Le gouvernement de l'Ouzbékistan, qui présente la mahalla comme une [traduction] « institution traditionnelle », la soutient en tant [traduction] « [qu'] unité fondamentale » de la société (HRW sept. 2003, 5). Les mahallas ont été légitimées en 1993 en vertu de la loi sur les institutions d'autonomie gouvernementale des citoyens, aussi connue sous le nom de loi sur les mahallas (ibid., 6). L'Ouzbékistan est divisé en quelque 10 000 mahallas dont la taille des populations varie; en moyenne, les mahallas comptent environ 2 000 personnes (JICL printemps 2002, 95; RFE/RL 24 févr. 2003). Human Rights Watch (HRW), qui cite une source de 2001, fait état de 12 000 mahallas en Ouzbékistan, comprenant chacune de 150 à 1 500 ménages (sept. 2003, 6). Selon Eric W. Sievers, expert juridique du Centre d'études russes et eurasiennes Davis de Harvard (Harvard Davis Center for Russian and Eurasian Studies), les communautés se présentent sous les trois formes suivantes : les anciennes fermes d'État et les anciennes coopératives de production agricole, les immeubles à logement modernes ainsi que les blocs urbains composés de logements familiaux (JICL printemps 2002, 96). Chaque zone résidentielle de l'Ouzbékistan [traduction] « appartient à une seule et unique [mahalla] » et les mahallas sont habituellement séparées les unes des autres par des murs ou de larges rues (ibid., 96, 97).

Appartenance à une mahalla

En principe, tous les Ouzbeks appartiennent à une mahalla (ibid., 96) et, de façon générale, personne n'est exclu en raison de sa classe sociale, de sa profession ou de sa religion (RFE/RL 24 févr. 2003).

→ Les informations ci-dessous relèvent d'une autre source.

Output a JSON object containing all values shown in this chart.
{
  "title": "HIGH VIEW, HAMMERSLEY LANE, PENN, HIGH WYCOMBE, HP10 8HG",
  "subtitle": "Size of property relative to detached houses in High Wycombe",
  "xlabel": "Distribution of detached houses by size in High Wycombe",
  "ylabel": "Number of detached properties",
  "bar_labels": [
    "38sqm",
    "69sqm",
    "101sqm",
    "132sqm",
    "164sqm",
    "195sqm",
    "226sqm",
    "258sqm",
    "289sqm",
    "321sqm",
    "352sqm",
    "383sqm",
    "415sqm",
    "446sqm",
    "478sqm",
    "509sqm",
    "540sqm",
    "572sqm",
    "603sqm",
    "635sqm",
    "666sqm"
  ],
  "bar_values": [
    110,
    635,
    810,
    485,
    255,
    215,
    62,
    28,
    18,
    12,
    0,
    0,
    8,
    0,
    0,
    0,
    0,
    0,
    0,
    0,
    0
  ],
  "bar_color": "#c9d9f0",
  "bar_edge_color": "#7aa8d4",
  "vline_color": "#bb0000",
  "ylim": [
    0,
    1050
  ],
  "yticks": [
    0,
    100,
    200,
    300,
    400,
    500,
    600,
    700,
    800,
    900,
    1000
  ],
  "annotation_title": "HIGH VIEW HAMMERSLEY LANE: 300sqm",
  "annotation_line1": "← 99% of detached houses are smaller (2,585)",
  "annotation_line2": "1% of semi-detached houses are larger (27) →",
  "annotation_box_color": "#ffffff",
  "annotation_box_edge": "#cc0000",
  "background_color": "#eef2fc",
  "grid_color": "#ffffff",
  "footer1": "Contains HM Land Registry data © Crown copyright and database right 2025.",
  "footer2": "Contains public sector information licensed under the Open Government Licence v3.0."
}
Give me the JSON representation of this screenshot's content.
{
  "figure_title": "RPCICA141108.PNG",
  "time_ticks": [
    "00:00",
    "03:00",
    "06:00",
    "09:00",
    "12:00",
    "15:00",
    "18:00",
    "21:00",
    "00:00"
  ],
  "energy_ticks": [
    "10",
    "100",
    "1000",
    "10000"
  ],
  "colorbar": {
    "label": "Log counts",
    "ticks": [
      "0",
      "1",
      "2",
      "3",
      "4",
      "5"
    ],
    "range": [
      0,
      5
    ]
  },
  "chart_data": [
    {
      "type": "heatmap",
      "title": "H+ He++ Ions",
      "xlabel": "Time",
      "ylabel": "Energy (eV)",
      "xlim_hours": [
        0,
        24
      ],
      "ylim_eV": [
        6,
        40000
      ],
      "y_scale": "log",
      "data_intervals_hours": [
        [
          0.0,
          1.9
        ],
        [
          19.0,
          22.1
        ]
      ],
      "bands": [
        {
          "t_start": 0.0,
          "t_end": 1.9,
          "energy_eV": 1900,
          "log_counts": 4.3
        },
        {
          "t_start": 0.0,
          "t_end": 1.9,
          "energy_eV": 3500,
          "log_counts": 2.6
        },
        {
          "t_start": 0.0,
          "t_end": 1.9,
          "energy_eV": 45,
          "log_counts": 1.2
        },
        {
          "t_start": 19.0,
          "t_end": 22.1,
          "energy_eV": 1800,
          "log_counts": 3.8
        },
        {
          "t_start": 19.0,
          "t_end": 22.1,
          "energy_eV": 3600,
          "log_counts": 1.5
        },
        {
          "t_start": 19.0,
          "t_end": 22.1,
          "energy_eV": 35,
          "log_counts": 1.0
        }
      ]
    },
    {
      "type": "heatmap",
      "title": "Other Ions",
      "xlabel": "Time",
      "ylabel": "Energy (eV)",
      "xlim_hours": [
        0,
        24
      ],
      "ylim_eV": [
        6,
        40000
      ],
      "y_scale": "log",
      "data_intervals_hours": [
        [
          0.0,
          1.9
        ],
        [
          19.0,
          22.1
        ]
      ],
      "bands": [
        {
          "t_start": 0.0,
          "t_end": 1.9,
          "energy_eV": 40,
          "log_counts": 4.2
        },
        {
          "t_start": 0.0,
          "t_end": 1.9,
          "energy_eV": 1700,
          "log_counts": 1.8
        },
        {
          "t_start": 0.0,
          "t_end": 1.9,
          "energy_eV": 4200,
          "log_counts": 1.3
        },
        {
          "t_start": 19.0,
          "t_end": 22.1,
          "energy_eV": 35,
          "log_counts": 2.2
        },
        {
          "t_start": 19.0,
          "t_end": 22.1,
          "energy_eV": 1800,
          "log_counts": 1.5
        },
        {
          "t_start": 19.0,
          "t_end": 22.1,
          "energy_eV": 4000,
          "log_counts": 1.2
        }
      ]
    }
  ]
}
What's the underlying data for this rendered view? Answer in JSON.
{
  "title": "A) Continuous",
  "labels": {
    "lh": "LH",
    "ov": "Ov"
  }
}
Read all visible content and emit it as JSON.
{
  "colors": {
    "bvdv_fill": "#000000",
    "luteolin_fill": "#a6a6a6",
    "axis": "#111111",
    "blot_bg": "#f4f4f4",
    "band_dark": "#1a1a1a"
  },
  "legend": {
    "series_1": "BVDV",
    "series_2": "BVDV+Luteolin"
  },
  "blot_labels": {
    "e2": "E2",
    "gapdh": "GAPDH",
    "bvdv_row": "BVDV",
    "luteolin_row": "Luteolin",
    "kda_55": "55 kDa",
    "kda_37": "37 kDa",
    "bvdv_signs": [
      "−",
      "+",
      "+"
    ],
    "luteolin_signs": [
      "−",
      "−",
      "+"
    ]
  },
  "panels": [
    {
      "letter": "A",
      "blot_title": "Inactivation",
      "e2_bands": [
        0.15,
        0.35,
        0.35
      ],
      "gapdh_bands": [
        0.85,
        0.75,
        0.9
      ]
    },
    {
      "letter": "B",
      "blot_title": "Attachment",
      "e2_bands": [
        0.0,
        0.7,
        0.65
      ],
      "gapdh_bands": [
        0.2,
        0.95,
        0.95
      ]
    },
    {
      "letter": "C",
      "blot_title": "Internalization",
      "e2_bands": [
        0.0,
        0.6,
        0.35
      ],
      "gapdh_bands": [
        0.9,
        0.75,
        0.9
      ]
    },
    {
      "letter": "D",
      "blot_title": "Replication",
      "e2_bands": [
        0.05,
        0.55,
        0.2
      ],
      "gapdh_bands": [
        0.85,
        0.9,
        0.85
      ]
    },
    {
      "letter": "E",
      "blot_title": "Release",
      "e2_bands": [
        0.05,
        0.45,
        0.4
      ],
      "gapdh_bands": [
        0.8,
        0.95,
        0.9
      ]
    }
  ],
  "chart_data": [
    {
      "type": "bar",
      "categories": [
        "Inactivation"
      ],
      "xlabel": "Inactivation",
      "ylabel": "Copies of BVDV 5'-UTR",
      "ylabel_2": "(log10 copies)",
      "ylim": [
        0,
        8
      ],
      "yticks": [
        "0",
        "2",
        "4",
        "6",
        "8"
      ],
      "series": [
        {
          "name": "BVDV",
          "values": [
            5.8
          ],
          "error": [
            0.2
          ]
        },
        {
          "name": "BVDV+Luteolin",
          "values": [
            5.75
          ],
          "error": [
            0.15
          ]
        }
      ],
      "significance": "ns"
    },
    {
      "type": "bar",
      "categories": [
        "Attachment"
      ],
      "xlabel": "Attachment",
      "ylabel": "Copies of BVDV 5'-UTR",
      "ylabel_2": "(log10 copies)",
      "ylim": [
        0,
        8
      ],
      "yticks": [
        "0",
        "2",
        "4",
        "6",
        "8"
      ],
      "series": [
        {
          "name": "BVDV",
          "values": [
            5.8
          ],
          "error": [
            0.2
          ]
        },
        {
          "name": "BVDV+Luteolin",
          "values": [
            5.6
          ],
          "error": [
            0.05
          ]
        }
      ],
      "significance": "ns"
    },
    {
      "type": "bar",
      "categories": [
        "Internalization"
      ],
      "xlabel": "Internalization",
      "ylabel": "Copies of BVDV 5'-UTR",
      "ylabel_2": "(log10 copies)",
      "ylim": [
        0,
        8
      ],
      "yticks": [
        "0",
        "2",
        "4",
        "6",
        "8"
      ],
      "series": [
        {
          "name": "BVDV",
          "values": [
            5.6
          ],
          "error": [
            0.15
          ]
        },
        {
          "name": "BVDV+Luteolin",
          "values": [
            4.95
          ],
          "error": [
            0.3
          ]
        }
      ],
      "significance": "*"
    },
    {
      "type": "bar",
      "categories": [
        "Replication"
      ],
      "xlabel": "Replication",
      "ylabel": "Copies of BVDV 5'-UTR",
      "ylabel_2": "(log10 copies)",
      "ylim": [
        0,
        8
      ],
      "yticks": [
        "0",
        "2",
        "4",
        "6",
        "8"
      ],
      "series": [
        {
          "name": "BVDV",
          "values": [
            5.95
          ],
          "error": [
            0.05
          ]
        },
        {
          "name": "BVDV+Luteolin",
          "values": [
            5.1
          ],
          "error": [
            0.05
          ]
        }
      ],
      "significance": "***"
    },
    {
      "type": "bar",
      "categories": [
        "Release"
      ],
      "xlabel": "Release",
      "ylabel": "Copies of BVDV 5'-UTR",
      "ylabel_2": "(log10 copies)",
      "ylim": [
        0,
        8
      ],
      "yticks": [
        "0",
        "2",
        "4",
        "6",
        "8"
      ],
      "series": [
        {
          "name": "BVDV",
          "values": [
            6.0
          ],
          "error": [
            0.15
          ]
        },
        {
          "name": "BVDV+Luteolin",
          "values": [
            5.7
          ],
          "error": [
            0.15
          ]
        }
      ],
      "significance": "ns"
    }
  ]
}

Même si les non-Ouzbeks peuvent vivre dans une mahalla, participer aux activités locales et bénéficier des services sociaux fournis par la communauté, [traduction] « le plus souvent, on ne s'attend pas à ce qu'ils contribuent aux travaux et aux services » bien qu'ils soient censés [traduction] « reconnaître que la mahalla constitue une force sociale essentielle » (JICL printemps 2002, 98). Eric Sievers soutient que l'exil volontaire est une possibilité que rejettent la plupart des Ouzbeks (ibid.). Une personne a le droit de quitter sa communauté; cependant, lorsqu'elle élit domicile dans un nouveau quartier, on s'attend à ce qu'elle adopte les normes de sa nouvelle communauté (ibid.). De la même façon, on s'attend à ce qu'une femme qui se marie aille vivre dans la mahalla de son époux et à ce qu'elle tranche ses liens avec son ancienne communauté (ibid., 98-99).

Rôle social de la mahalla

La mahalla est un instrument homogénéisant qui vise à garantir la solidarité sociale et qui demande à ses membres de se conformer aux normes communautaires (ibid., 136). De plus, elle défend ces normes qui font autorité et qui incitent les résidants à s'entraider ainsi qu'à améliorer et à entretenir le quartier dans son ensemble (ibid., 102-103). Les membres de la communauté fournissent des services sociaux et en reçoivent; entre autres choses, ils subviennent aux besoins des personnes âgées, interviennent dans les cas de violence conjugale afin d'éviter les divorces, règlent les conflits entre les résidants, offrent des emplois assurant la subsistance et font aussi pression sur les personnes relativement fortunées pour qu'elles partagent avec les démunis (ibid.,; HRW sept. 2003, 8). Depuis 1994, les mahallas fournissent une assistance sociale aux personnes dans le besoin; depuis 1999, les dirigeants communautaires locaux (kengash) désignent les personnes qui ont droit à cette aide (JICL printemps 2002, 142).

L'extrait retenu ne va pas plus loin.